The alternative narrative has it that Sohrabuddin’s killing had to do with covering up any links to the political murder of a former home minister of Gujarat, Haren Pandya. Pandya was said to have spilled the beans to human rights organizations on the right wing conspiracy behind the 2002 pogrom in Gujarat. The rest, as they say, is history with the then chief minister rising to becoming a two-time prime minister today.

In the alternative narrative, this political journey from the province to Lutyen’s Delhi is the clinching evidence. The start of the journey was littered with Muslim bodies, including that of a nineteen year old girl supposedly killed in encounter with terrorists out to gun down the provincial chief minister allegedly presided over the pogrom.

Modi’s tough-on-security image took form then. A poor security situation in several terror attacks in the mid 2000s helped. The adverse security situation itself was one conjured up with magnification of terror attacks, not only by several perpetrated by majoritarian terrorists, but by the media ceding its investigative faculties.

Even the terror attack of singularly horrifying proportions, Mumbai 26/11, has an underreported underside. That the Hemant Karkare-led heroes of the anti-majoritarian terror investigation were suspiciously shot dead in the attack is a pointer. Outspoken testimony of a retired inspector general of the Mumbai police with several leads to the contrary has not made a dent in the popular narrative that solely has Pakistan at its cross hairs.

Clearly, the conjuring up of the image based on a misleadingly poor security situation could not have been without help from within the security establishment. In those years, a Congress-led government was in power.

This points to a deep state, furthering an agenda outside that of the state, yet from within its confines: in this case manufacturing of a security situation to help midwife its chosen champion to power.

In the popular narrative, the security situation was vitiated by Pakistani complicity and an internal hand, whether of Kashmiris in that benighted state or of Muslim sleeper cells in the Indian hinterland. This keyed into the Hindutva narrative of Muslims having external loyalties and helped consolidate a vote bank from among majority Hindus behind Modi as the Hindu Hriday Samrat.
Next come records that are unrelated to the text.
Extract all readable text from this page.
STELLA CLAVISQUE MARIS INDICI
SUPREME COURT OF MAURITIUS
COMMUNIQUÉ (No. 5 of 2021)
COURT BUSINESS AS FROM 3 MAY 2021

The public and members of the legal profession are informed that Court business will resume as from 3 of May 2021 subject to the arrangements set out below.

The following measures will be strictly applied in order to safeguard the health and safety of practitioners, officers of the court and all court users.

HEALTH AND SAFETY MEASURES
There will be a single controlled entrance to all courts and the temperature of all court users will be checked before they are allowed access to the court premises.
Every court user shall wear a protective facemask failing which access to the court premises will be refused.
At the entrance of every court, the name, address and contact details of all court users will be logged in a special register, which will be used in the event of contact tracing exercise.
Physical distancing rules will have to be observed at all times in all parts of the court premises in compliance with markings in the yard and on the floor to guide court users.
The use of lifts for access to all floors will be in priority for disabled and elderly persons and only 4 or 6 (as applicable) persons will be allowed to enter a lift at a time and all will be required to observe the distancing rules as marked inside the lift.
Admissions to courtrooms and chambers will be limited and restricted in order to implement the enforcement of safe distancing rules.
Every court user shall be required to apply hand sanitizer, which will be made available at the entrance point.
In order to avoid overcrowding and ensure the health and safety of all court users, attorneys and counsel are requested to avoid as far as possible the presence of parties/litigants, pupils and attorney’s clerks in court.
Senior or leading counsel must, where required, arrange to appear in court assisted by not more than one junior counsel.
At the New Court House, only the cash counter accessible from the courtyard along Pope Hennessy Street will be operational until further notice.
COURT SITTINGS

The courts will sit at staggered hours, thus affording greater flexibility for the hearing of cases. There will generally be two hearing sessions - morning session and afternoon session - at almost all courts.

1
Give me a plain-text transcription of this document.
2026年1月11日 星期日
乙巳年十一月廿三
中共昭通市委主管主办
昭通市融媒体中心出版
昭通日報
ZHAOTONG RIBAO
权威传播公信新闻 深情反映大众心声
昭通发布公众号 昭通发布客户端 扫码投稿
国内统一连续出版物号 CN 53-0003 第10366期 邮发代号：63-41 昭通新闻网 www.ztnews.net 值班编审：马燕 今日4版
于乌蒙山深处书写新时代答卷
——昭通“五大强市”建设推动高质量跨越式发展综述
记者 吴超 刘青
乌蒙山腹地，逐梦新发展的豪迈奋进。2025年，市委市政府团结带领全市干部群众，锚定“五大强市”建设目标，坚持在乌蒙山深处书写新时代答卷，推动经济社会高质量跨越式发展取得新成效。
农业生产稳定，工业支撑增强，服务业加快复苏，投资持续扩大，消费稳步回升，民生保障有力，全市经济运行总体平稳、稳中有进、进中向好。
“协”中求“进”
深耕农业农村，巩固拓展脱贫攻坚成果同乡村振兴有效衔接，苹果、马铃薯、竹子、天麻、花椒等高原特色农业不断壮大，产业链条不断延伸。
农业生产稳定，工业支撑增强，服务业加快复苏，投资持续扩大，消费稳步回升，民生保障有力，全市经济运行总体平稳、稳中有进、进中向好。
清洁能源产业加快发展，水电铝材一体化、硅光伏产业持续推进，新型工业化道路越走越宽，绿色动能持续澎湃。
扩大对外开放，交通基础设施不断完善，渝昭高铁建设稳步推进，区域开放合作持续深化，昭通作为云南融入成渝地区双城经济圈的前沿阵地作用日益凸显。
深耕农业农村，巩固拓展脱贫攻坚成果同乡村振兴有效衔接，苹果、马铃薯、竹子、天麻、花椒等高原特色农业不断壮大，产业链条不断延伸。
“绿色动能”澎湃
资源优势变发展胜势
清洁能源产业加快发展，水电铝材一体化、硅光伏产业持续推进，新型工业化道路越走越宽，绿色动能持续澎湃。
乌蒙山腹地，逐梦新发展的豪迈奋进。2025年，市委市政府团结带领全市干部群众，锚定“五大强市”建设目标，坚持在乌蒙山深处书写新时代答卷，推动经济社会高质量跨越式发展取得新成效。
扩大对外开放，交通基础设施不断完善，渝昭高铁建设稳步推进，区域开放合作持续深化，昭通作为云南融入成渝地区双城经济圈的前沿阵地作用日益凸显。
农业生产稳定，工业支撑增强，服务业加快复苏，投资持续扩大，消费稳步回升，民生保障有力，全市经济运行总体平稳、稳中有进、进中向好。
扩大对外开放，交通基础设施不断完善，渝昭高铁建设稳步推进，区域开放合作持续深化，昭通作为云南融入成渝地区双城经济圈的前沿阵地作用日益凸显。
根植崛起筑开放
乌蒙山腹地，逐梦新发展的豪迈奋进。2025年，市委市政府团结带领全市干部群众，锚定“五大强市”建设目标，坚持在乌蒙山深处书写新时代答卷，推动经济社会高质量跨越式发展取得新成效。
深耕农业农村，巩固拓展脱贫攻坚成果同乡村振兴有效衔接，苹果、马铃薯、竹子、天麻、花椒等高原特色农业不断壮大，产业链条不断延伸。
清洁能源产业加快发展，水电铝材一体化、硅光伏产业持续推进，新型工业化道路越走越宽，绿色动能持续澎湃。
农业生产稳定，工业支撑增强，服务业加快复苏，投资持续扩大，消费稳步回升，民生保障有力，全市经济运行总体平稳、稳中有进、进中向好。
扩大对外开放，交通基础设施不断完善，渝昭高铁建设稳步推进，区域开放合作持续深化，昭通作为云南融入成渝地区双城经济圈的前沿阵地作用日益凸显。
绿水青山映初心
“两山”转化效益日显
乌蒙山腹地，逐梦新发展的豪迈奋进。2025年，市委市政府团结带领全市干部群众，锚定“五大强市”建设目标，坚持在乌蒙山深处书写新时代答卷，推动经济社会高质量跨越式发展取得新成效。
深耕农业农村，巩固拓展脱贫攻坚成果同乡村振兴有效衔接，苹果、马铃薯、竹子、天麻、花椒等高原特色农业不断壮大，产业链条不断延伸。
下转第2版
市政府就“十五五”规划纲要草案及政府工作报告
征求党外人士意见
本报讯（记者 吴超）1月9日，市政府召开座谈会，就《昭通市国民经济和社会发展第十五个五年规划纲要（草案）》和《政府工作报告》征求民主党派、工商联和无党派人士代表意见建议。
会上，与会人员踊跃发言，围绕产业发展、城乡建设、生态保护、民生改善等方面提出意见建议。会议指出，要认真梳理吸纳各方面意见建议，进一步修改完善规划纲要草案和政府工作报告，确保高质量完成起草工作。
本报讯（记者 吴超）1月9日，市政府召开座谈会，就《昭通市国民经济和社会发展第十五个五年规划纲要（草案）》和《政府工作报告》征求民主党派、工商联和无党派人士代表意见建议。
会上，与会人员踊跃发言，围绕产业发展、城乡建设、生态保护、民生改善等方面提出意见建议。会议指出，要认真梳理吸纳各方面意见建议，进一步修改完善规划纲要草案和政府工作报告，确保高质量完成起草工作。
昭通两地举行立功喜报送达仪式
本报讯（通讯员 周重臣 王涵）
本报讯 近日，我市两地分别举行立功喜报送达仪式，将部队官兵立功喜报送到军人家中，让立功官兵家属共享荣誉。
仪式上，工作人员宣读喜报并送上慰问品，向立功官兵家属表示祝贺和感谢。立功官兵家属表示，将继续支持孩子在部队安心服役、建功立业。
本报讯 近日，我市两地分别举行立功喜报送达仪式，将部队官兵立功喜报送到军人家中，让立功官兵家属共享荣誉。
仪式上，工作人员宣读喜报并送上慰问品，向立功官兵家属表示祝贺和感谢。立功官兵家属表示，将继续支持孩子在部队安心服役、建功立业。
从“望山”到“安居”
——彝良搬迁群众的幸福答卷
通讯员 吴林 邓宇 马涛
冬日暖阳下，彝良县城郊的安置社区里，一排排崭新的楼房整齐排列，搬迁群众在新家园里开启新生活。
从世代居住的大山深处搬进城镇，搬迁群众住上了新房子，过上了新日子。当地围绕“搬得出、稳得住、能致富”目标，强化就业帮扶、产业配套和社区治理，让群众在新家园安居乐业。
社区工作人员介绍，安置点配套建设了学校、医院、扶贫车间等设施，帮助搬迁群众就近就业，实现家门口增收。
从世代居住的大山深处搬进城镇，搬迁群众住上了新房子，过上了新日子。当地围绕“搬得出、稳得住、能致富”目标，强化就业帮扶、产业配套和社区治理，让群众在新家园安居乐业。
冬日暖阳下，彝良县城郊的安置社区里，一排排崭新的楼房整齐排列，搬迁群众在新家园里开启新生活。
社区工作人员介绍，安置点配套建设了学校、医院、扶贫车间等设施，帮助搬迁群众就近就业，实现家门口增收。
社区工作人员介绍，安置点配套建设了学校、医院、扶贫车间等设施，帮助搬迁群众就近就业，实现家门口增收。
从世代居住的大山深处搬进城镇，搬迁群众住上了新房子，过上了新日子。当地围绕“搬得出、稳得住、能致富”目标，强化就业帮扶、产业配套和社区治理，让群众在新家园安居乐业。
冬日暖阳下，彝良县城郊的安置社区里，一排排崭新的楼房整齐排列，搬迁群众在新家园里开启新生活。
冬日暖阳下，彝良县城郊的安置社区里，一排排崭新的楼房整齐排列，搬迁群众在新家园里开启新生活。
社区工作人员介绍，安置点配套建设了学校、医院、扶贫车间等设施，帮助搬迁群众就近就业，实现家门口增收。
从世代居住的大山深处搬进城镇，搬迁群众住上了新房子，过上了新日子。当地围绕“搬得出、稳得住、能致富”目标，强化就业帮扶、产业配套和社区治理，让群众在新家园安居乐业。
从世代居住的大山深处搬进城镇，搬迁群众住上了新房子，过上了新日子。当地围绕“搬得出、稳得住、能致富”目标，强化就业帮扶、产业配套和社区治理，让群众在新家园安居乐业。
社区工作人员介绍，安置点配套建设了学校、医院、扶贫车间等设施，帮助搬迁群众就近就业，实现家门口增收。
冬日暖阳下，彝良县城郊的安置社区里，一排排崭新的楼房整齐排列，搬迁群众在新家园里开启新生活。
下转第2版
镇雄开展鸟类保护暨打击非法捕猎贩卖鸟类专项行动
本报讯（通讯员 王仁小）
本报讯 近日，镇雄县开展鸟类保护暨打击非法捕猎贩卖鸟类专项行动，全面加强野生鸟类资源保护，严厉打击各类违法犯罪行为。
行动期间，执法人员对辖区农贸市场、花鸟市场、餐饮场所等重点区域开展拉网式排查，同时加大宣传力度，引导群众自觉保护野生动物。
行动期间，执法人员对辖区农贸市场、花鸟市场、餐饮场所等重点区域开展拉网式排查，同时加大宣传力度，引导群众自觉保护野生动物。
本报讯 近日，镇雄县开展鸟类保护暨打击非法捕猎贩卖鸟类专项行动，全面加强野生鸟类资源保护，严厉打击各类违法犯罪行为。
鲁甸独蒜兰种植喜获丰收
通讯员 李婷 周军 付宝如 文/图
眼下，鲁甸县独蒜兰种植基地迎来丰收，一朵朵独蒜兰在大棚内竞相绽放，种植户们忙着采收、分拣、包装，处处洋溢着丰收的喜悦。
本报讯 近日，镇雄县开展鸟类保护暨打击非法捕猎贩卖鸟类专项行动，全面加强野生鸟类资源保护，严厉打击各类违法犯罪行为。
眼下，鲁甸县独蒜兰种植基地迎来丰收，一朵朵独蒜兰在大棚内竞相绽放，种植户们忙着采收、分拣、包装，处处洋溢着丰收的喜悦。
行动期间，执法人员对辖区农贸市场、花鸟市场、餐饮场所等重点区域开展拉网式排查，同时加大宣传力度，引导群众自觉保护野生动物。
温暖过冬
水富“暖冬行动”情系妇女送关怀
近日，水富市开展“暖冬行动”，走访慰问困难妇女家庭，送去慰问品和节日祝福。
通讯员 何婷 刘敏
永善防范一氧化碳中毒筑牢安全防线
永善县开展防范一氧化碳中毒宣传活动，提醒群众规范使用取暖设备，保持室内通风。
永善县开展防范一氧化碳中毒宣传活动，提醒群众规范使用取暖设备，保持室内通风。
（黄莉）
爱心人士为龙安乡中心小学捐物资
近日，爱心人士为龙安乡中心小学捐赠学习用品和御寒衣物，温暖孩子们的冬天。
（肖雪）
It is probable that the twinning of the Pakistan and Muslim minority security predicaments of the Indian state gave rise to the deep state. The eighties and nineties saw their aversion to Pakistan’s interference in India’s internal security. They were less than enamoured by India’s hapless reaching out to Pakistan through the nineties. They finally got their act together as a right wing government took the helm at the turn of the century. It gave them the space necessary for putting together a hard-line counter to Pakistan, with their professional expertise in intelligence operations to the fore – of which the parliament attack is epitome.

With the reins passing on to the UPA in the subsequent decade, these denizens – comprising at various junctures busy bodies from groups within the national security complex with extensions into their respective retired fraternities – went dissident. The term deep state was apt for the period.

However, in the Modi years, with the doyen of the dissidents in the UPA years, Ajit Doval, being rewarded with the national security adviser chair, the deep state has gone mainstream. This is their victory of sorts, but also one of their antagonists, the Pakistani deep state counterparts, who are counter-intuitively perhaps happy that India has now come to resemble them all the more.

The apprehension of Davinder Singh suggests that there is now an alternative deep state, wary of the workings of the erstwhile deep state now ensconced in power.

Singh’s apprehension is perceived by some strategic circles as their preemption of yet another plot in the Pulwama mould, this time to spring the Modi government out of a tight spot it has got into with the counter citizenship amendment act protests in time for it to retrieve from precarity faced with the Delhi and West Bengal elections.